I won't be implementing this on The Twaddle, though - for a start, Opera and KHTML don't like XSLT. And it's not half as accessible for non-standard browsers (relics, mobile devices, text browsers...) as plain, extraneous-menu-items-and-such-written-into-the-article XHTML is. Nonetheless, a working example is online for the time being.

Update: the real thing's gone live... sort of... so the prototype has been removed. Additional related blurb is contained in a later entry in this weblog.

There's a slight chance that I might implement an XML-driven article system on Mooquackwooftweetmeow, where I'm not too fussed about old and/or buggy browsers. The fact that mobile devices won't render the page is more of a concern.

Perhaps some way of pulling in external XHTML fragments could be handled in CSS3? Then again, why duplicate XSL functionality in CSS - small devices' browsers could just be taught to handle XSL.

One more Twaddle-related thing: thanks to Internet Explorer conditional comments (on which MSDN has an hilarious article), I'm now feeding IE users some nice propaganda in the foot of the front page:

You're using Internet Explorer?! You do realise that it's years out-of-date, and screws up most modern web pages, don't you? In fact it's screwing this one up right now and you don't even know it.

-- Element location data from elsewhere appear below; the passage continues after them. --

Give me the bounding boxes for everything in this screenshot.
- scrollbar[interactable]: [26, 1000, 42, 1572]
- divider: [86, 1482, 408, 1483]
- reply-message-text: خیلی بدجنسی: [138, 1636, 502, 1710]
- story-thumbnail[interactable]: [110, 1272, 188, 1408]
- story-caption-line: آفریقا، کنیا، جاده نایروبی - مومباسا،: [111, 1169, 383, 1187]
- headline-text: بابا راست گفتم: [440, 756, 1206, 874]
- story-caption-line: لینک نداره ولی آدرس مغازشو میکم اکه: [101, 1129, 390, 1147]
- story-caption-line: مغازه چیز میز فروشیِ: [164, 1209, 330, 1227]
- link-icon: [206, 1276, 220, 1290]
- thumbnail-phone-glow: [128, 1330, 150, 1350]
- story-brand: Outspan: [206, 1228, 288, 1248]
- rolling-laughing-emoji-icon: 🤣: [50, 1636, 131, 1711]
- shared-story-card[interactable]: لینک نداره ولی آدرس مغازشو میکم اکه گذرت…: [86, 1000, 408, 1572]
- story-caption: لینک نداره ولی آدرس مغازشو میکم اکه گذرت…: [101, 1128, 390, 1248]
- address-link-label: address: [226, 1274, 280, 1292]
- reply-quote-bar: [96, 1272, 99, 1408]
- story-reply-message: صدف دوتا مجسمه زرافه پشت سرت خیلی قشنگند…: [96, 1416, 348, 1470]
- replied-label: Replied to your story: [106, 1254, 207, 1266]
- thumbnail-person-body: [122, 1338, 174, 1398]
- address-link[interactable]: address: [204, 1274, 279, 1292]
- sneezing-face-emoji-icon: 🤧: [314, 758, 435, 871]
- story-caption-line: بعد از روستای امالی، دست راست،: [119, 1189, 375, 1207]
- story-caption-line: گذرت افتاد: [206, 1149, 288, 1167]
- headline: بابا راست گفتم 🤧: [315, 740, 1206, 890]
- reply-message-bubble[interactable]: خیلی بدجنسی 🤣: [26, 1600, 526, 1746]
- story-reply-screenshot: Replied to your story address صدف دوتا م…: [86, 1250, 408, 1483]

Try a proper web browser instead.

Oh, and another tiny little piece of The Twaddle-related trivia: the version number on the front page is now in the title text of the copyright notice - it's tidier and it leaves room for a pointless codename.

Over to the Mooquackwooftweetmeow Weblog now, where, thanks to our old friend XML namespaces, and our newer friend the XSL copy-of element, proper links are now in use. I've gone back through the weblog and updated plain text URLs to be links. The more observant of you will have noticed that there have been a smattering of links throughout this post - that'll be the norm from now on.

The even more observant of you will have noticed line breaks as well. I'd use paragraphs but the XSL stylesheet inserts the content into a paragraph - I don't think the XHTML validator would like paragraphs within paragraphs (not that it'd like this Atom file at all...). And I don't think the site's CSS would like divs to hold the text, in place of paragraphs; it might - I just haven't looked at mqwtm's CSS in ages so I can't remember. Besides, line breaks are lighter on the markup than open-and-close <xhtml:p> tags.

And in a final twist of XMLish loveliness, I've chucked a few XHTML <code> tags in as well.

</epic>

Opera + XSL = Eugh

2004-04-23T14:16:00+00:00

Evidently Opera doesn't like XSL - this weblog shows up as a lot of plain text with the odd URL chucked in. The question is whether I care.

The Twaddle is more of a public offering than this weblog, so it matters a little more if it's inaccessible using Opera... but then how many readers of The Twaddle use Opera? I'd say few to none. (Checking the site stats for The Twaddle will probably show a few Opera hits - most of which are me).

IE + XML + XSL + XHTML + W3C = Get In!

2004-04-23T14:07:00+00:00

As a prelude to some major back-end renovation I'm planning for The Twaddle, I decided to see if I could get Internet Explorer 6 to display this XSL-ified weblog nicely, not accounting for IE-unsupported CSS (which is already taken care of at The Twaddle). Previously, IE displayed the DOCTYPE declaration as plain text at the top of the page; using strategic HTML commenting, I've managed to prevent it from doing so.

Actually, I bet simply removing the DOCTYPE declaration wouldn't affect either Gecko or IE's rendering of the page, as I think XML kicks both of them into standards mode anyway.

The next step is to try this with some of The Twaddle. And I'd probably best check Opera's effort, too.

Hurrah once more!

2004-02-19T14:20:00+00:00

That w3schools (http://www.w3schools.com/) is pretty decent. I've now concocted an XSL stylesheet for this feed, so visiting its URL in a (good) web browser should display it as a nice page.

I managed to cajole XML namespaces into doing what I want with a little help from a random blog entry (http://today.icantfocus.com/blog/archives/entries/000430/) by Christopher H. Laco, and his one-size-fits-all feed stylesheet. Those who are interested can have a gander at my resulting stylesheet (http://purl.org/mooquackwooftweetmeow/weblog.xsl.xml).

Next job: rig up a klip.

Hurrah!

2004-02-19T13:00:00+00:00

Well, then... this is an atom weblog. Why's it only in atom format? Everything on Mooquackwooftweetmeow is done the old-fashioned way - using the human brain, a plain-text editor, and no PHP, ASP, SQL or any other fanciness. And I don't want to have to copy every entry out into an XHTML page. I'm thinking of having a bash at some XSLT, to automatically generate a fancy front for the weblog; I tried it with the RSS feed, but didn't quite manage it satisfactorily; perhaps my standards are just too high (after all, I am using a free web host).